Delete memories when they stop being true. "User is researching X" should die when X is done. Otherwise every future session starts with a slightly-wrong picture of you.
Organize by topic, not chronologically. Memory is not a journal. Rearrange so similar things live together.
Prefer specific over general. "User prefers shorter responses" is vague. "User rejects responses over 200 words; trim aggressively" is actionable. The more specific, the more the agent can actually follow it.
Include the WHY on feedback memories. "Don't mock the database in tests. Reason: last quarter a mock-passing test masked a broken migration in prod." The reason lets the agent apply the rule to edge cases, not just the literal case.

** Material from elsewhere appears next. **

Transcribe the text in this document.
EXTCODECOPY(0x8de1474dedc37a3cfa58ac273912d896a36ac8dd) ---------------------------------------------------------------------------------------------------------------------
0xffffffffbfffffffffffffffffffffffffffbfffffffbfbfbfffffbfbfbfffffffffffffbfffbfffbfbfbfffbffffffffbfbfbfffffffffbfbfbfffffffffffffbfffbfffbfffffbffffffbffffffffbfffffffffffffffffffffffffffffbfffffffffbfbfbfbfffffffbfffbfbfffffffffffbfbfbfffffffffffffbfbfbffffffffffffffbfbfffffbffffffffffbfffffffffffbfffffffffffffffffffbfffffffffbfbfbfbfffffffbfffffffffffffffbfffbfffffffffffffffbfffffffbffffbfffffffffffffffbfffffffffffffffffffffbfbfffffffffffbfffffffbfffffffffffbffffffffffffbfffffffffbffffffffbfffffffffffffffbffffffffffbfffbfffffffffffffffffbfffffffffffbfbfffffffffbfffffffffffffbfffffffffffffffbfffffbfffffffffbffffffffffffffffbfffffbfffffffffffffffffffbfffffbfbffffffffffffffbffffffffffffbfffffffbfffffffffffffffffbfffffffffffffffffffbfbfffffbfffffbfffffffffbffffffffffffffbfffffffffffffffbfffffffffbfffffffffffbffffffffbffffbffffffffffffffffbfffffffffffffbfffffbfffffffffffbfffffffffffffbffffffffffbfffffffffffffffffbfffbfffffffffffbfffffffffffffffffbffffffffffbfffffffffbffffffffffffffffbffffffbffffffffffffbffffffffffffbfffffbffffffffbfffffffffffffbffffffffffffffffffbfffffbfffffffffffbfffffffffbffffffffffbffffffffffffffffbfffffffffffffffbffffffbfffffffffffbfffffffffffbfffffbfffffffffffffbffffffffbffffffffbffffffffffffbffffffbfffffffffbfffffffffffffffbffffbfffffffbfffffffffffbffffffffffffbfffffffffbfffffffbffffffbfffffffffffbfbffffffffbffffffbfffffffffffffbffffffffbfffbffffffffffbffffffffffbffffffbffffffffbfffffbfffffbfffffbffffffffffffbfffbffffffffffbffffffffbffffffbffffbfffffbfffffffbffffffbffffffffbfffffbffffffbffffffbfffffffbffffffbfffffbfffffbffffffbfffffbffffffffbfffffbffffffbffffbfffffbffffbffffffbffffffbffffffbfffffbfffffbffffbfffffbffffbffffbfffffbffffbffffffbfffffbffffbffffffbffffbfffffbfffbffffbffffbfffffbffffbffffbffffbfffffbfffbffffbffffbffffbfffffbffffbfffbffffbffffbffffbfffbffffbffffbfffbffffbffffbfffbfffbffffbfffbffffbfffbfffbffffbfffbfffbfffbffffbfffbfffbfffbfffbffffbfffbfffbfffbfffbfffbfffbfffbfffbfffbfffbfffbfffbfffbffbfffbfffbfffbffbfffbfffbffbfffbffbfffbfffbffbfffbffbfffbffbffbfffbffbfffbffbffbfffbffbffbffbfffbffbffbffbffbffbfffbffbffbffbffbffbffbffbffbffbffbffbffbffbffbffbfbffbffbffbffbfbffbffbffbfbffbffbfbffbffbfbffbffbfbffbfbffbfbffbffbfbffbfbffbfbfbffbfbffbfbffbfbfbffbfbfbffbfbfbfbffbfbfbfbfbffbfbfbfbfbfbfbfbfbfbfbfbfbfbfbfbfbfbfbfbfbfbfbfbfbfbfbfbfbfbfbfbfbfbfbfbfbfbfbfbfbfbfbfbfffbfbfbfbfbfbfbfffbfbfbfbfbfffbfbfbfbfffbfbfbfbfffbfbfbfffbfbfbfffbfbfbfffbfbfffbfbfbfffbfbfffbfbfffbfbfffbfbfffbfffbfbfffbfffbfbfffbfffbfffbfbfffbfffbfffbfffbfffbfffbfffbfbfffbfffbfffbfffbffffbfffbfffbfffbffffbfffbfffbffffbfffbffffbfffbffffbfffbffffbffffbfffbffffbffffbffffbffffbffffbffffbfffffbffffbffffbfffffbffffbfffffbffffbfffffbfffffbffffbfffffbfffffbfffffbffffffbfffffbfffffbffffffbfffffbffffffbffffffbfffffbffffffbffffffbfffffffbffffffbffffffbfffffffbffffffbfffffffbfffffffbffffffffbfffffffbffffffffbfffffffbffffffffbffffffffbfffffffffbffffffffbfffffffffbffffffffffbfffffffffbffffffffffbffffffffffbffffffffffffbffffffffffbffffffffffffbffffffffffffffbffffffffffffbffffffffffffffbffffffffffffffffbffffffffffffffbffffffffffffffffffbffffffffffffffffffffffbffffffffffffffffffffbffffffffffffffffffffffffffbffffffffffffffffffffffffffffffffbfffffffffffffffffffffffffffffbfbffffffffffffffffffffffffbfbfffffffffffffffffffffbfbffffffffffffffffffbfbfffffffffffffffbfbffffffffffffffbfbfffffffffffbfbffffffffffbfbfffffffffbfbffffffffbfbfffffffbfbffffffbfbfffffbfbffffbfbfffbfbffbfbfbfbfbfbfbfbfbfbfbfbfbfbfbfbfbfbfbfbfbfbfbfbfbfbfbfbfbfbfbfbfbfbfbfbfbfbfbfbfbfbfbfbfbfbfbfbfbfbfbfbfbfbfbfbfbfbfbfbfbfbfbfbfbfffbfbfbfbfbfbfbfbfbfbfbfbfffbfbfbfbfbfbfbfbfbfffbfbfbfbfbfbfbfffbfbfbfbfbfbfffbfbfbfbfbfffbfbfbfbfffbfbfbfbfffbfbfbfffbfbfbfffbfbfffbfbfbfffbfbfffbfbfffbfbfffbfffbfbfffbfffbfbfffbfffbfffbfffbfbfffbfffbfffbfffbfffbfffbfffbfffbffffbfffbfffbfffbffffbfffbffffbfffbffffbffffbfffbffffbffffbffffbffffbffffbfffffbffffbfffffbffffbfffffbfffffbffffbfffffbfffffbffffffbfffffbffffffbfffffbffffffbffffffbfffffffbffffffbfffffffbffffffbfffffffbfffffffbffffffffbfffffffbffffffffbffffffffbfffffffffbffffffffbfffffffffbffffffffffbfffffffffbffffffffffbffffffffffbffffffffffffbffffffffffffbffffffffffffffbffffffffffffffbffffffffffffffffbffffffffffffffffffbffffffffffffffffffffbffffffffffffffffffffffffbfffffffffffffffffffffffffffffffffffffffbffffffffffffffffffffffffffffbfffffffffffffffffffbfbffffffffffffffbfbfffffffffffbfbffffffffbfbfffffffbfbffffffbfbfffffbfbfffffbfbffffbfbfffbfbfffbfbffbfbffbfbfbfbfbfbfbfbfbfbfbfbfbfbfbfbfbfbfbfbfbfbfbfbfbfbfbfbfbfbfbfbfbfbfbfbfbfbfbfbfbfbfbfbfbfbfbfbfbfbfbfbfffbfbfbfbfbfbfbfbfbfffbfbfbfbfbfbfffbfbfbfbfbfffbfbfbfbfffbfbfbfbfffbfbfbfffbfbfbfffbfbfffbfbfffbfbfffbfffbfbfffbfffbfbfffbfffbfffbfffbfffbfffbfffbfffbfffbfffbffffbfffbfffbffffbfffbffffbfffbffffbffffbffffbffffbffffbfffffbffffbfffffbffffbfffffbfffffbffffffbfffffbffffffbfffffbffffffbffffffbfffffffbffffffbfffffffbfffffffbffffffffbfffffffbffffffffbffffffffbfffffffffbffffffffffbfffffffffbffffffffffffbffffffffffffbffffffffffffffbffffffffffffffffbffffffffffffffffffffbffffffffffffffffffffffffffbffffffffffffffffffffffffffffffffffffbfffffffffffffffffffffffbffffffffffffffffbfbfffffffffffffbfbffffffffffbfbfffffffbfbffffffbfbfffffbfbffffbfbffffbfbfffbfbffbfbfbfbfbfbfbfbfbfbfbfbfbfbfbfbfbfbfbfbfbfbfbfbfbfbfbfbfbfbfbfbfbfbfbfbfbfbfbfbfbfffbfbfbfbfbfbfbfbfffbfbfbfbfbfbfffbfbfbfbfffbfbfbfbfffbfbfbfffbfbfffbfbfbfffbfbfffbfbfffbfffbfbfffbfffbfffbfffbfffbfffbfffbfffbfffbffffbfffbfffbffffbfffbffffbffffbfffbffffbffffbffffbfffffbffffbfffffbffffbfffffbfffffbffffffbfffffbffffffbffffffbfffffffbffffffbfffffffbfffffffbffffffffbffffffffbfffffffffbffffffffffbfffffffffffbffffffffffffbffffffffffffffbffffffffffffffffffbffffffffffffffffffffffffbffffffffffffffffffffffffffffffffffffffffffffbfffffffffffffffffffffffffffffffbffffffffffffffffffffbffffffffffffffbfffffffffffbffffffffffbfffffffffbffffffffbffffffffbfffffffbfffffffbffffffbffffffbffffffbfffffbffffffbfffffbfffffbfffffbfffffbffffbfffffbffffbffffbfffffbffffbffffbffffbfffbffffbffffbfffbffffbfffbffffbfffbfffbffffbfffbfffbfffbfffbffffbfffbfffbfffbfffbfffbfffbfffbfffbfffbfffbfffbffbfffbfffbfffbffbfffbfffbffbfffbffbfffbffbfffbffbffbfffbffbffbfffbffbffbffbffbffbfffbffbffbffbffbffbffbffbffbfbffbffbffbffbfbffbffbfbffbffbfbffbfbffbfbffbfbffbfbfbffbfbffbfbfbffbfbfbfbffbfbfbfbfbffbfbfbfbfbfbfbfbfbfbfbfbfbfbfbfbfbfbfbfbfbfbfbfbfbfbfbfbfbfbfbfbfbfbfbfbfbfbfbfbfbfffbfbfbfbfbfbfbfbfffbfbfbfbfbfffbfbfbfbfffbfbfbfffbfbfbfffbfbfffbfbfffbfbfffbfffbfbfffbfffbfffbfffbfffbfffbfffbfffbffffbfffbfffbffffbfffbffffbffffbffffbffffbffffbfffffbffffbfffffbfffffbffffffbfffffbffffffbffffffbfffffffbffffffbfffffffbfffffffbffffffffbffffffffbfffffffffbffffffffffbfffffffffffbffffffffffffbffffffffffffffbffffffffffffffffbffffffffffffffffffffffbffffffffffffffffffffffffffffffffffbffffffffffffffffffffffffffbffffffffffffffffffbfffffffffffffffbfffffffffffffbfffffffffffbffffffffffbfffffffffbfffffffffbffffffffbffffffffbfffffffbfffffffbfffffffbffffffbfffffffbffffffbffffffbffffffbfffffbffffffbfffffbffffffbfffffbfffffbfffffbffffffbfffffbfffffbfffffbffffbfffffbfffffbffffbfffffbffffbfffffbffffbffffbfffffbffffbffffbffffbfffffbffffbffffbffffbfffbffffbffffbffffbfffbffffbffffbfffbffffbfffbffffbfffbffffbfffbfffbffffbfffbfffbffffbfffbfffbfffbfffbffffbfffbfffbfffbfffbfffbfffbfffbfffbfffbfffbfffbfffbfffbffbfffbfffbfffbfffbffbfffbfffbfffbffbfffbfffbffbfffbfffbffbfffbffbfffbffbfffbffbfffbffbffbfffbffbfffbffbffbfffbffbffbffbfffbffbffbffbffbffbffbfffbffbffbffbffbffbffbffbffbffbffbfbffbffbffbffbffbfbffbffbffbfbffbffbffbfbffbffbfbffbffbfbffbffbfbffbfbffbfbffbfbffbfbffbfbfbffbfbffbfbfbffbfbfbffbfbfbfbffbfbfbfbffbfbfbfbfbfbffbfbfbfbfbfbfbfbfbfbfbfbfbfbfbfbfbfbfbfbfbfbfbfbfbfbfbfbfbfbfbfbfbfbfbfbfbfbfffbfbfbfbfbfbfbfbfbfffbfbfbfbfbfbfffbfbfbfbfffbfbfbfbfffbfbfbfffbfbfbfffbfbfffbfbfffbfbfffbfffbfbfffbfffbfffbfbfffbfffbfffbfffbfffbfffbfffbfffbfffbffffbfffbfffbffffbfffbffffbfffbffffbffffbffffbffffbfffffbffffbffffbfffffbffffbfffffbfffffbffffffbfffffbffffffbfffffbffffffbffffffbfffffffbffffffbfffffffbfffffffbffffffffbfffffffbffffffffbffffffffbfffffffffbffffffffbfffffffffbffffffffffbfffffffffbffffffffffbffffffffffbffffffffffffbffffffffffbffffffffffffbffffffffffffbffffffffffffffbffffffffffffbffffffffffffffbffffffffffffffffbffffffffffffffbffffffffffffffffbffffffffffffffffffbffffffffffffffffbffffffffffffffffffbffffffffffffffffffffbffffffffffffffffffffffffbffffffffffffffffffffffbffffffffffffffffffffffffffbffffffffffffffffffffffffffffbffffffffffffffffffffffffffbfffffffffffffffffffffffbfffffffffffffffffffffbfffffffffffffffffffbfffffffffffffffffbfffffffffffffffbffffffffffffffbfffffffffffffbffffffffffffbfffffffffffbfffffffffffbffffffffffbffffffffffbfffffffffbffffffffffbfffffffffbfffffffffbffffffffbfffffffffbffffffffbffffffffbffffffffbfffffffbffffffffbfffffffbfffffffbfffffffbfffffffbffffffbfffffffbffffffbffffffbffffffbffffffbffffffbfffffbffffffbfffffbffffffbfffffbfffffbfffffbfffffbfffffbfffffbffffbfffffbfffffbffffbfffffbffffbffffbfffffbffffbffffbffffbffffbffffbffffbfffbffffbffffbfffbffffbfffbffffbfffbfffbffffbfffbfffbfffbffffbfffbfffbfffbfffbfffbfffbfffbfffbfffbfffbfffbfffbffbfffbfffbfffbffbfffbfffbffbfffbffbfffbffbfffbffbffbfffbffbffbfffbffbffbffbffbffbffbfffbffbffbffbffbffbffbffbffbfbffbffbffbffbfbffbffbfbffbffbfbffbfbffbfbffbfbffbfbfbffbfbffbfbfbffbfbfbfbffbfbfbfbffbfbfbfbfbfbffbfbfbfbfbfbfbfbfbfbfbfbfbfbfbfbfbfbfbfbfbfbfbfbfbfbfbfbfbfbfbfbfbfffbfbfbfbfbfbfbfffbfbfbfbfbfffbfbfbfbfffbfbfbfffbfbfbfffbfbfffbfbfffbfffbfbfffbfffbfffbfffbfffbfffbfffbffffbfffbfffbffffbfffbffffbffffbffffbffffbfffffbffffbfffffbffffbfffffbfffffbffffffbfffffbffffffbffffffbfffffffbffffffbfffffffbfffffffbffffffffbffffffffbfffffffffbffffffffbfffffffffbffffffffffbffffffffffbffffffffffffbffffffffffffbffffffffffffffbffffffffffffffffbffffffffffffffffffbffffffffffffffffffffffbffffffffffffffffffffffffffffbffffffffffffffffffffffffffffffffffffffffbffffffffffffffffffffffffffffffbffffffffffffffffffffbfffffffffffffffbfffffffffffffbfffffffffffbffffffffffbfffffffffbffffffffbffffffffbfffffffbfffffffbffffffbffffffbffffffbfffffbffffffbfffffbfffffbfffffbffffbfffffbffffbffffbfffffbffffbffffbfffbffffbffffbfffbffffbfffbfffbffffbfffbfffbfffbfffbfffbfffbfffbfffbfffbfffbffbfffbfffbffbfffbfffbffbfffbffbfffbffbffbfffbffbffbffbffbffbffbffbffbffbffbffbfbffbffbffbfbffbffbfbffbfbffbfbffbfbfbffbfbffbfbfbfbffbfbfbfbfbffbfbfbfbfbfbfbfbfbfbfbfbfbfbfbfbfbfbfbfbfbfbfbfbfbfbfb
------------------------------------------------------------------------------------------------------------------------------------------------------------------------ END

The three failure modes you'll hit.
Stale memory. A claim in memory stops being true. "User is working on auth rewrite" is saved; six months later, the auth rewrite shipped. The agent still acts as if auth is in progress. Fix: check the current state before acting on memory. If memory contradicts reality, trust reality and update the memory.
Context bloat. You've been using the agent for a year and have 80 memories. Every session starts with a wall of text. The signal-to-noise drops. Fix: prune aggressively. A memory that hasn't been relevant in 30 days is a candidate to delete.
Wrong inferences. The agent reads "user prefers React" and applies it to a backend-only question. Memories are snapshots; the agent needs to judge when they apply. Make your memories specific enough that misapplication is hard.
When memory really shines.
Memory isn't magic. But when it's working, the difference is huge:
Onboarding happens once. You explain your role, your preferences, your standards to the agent one time. Every session after that inherits all of it automatically.
Feedback compounds. A correction you give today, captured as a memory, shapes every session going forward. You stop repeating yourself.
Project context accumulates. On a multi-month project, the agent's understanding grows over time. The first week it's clueless; the third month it's genuinely helpful.
Team alignment via committed memories. If you check memory files into git, your whole team's agents pick up the same context. Onboarding a new team member's agent is a git pull.
How to control it manually.
You don't have to wait for the agent to capture things. Just tell it:
"Remember that I prefer X." → Claude writes a new memory.
"Forget what you know about Y." → Claude removes or updates a memory.
"Check your memory for Z." → Claude reviews and reports.
Explicit control is especially useful early on when you're still teaching the agent what matters. After a month or two, most memory management happens automatically - you just live your work and the agent captures the useful bits as they come up.
The bottom line.
Memory turns an agent from a stranger into a coworker. It's not the flashiest feature of Claude Code, but it's the one that makes the agent feel like it's yours. Spend a little time pruning and curating, and what you get back is an assistant that knows you, knows your work, and doesn't make you repeat yourself.